The law firms directly implicated in this matter are ENS Africa, Cliff Dekker Hoffmeyer (CDH) Inc.; and DLA-Piper. The individual oath-taking attorneys who have been involved in this matter include Ms. Fahdia Bhayat, formerly with CDH, Mr. Pieter Colyn, formerly with BCLR and now with ENS, Mr. Tim Fletcher, CDH, and Ms. Simpson (DLA-Piper.

It is worth highlighting that Mr. Mupasiri who is now a person of significant interest to President Ramaphosa is the applicant in the matter under Case Number 2024-022498 in which President Ramaphosa is cited as a Respondent including Coca-Cola Africa Pty Limited in which he is seeking in terms of s. 172(1)(a) as read with s. 172(1)(b), s. 173, s. 2 and s. 165(2) of the Constitution of South Africa to expose the Mnangagwa factor in the post-September 6, 2004 that has in the main involved the validity and legality of the assertion of rights and claims acquired pursuant to the Mnangagwa law against South African persons by a creature of this draconian and repugnant law that is inconsistent with s. 2 of the Constitution of South Africa in that this law is also penal, revenue and confiscatory.

The law permits the Minister of Justice, Legal and Parliamentary Affairs to issue an extra-judicial reconstruction order against a juristic person whose affairs universally must fall under the ambit of the Companies Act and yet in relation to the Mnangagwa law, the affairs of a purported company under reconstruction fall under the reconstruction legislative framework that Mnangagwa directly controls as confirmed in his sworn statement in an affidavit in support of his opposition of Mupasiri’s matter under Case Number CCZ 34/21:

“Ad paragraph 107-123

71.          The views held by Gwaradzimba on the constitutionality of the Reconstruction Act are informed by extant judgments of the apex court. Those views are shared by my government and can only be revised if a pronouncement to the contrary is issued by this court.

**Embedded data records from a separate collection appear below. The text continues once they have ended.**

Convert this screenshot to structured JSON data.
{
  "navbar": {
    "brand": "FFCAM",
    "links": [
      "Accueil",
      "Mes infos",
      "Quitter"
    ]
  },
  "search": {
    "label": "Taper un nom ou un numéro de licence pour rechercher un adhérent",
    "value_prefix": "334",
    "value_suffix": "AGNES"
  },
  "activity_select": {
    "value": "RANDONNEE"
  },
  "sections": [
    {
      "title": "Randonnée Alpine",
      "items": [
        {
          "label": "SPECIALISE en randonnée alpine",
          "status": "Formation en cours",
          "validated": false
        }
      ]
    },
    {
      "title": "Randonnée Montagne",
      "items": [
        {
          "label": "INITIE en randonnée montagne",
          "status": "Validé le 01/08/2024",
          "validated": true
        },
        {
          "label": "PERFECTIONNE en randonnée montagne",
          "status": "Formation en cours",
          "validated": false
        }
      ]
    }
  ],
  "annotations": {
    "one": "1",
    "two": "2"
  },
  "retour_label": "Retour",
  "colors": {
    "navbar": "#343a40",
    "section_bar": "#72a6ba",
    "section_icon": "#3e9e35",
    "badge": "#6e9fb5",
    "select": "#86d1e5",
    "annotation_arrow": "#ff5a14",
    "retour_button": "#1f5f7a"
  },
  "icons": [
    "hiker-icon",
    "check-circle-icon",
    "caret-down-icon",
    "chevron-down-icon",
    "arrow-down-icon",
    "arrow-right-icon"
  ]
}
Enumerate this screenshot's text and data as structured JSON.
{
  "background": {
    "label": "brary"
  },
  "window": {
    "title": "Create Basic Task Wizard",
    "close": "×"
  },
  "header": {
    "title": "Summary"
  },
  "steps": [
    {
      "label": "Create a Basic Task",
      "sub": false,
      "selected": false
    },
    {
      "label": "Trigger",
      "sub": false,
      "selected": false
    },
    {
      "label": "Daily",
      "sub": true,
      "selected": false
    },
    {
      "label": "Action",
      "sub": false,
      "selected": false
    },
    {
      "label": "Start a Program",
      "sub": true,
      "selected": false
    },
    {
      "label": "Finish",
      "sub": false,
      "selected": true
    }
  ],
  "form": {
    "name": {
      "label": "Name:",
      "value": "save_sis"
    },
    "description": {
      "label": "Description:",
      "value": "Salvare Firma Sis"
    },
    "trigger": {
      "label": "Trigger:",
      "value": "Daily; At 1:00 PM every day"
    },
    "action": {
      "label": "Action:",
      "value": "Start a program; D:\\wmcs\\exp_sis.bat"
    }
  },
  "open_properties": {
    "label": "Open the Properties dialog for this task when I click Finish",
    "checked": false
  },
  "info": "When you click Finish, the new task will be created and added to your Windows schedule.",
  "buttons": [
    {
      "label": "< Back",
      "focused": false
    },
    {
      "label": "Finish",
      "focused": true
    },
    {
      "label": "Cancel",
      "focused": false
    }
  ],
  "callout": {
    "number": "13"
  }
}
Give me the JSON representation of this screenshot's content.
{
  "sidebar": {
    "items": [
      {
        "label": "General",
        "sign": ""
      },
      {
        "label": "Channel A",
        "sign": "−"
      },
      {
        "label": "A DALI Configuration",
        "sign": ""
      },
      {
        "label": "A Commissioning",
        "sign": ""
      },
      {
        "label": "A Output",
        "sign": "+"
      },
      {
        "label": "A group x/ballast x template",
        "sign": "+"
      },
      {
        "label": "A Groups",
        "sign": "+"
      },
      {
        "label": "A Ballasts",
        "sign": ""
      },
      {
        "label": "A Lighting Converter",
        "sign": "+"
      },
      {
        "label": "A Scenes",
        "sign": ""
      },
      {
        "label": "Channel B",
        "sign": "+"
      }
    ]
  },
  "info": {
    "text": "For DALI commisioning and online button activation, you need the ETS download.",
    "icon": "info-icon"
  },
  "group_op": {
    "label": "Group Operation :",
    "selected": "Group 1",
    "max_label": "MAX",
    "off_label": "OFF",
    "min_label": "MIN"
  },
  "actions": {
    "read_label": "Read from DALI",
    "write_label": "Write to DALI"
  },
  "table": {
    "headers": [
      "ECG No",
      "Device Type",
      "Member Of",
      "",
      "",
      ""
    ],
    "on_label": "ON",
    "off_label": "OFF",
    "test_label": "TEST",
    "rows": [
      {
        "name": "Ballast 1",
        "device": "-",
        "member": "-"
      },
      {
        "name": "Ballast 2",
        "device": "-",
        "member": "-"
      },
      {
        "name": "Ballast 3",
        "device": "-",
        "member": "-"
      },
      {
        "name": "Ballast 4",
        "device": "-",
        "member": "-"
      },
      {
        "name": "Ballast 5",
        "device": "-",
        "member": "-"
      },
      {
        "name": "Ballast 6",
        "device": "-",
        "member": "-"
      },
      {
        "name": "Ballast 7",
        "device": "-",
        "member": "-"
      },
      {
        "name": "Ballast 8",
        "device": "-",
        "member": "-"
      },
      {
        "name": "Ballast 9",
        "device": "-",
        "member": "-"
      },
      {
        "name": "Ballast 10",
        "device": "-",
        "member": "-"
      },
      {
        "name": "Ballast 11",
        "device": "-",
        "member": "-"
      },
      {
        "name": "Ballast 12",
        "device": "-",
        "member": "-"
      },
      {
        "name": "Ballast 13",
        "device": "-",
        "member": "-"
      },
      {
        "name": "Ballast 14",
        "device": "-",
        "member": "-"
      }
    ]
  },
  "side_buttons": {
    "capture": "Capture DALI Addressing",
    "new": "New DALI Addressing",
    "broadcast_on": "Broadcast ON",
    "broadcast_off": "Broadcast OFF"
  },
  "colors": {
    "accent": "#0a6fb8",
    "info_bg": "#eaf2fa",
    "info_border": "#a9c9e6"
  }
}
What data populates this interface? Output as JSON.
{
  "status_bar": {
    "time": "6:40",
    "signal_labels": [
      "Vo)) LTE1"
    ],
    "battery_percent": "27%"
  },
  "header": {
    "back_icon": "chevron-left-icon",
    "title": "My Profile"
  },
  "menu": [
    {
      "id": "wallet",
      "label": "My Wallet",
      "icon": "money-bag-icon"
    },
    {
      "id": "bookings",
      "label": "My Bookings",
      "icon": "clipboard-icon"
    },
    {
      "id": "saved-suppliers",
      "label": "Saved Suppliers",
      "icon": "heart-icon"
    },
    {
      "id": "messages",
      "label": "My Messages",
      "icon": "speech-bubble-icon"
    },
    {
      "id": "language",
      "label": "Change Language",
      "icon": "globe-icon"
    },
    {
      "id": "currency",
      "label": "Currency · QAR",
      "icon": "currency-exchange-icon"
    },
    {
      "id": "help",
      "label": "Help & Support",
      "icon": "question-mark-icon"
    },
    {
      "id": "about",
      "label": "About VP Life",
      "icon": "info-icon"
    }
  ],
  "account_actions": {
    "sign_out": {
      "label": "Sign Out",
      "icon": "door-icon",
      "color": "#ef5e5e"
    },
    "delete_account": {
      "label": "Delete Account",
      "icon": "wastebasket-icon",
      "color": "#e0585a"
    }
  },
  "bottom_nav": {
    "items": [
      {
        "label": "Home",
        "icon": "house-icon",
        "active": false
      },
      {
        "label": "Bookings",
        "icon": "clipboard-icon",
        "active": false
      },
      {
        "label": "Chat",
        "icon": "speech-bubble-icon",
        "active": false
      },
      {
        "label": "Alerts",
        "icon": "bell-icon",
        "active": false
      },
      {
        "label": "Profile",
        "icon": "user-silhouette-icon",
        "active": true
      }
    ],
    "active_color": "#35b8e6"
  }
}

72           The facts relating to SMM are known to me. These are contained in the court records. I am briefed on them. The fact that Mawere has lost his case in court is also known to me. It is a matter of public record. Besides, I am fully briefed on it.

This matter raises serious legal, constitutional, international law, regional treaties, and protocols, extra-territorial application of Zimbabwean law in South Africa, sovereignty, cross-border assertion of rights and claims, the jurisdiction of South African courts to recognize and enforce rights and claims founded on a law that is inconsistent with s. 2 that provides for the supremacy of the constitution, and the existence and operation of a law that is inconsistent with s. 2(1) of the Constitution of Zimbabwe that provides that any law, practice, custom, or conduct that is inconsistent with the constitution is invalid ab initio.

The shocking averments made to the effect that President Mnangagwa is not bound by the limitations imposed by s. 2(1) of the Constitution are instructive of his attitude and approach to the matter. He asserts in judicial proceedings that the opinion of his appointee regarding the constitutional validity and legality of a law that Mnangagwa weaponized is his order, including judgments of a judiciary that he controls in Zimbabwe.

This information is known to President Ramaphosa, but he has alternatively chosen to attack US sanctions against Zimbabwe and focus on the Gaza issue while actively encouraging Mnangagwa to use South African institutions including the Master of the High Court and liquidators to complete the decimation of Mawere which he could not accomplish since September 6, 2004.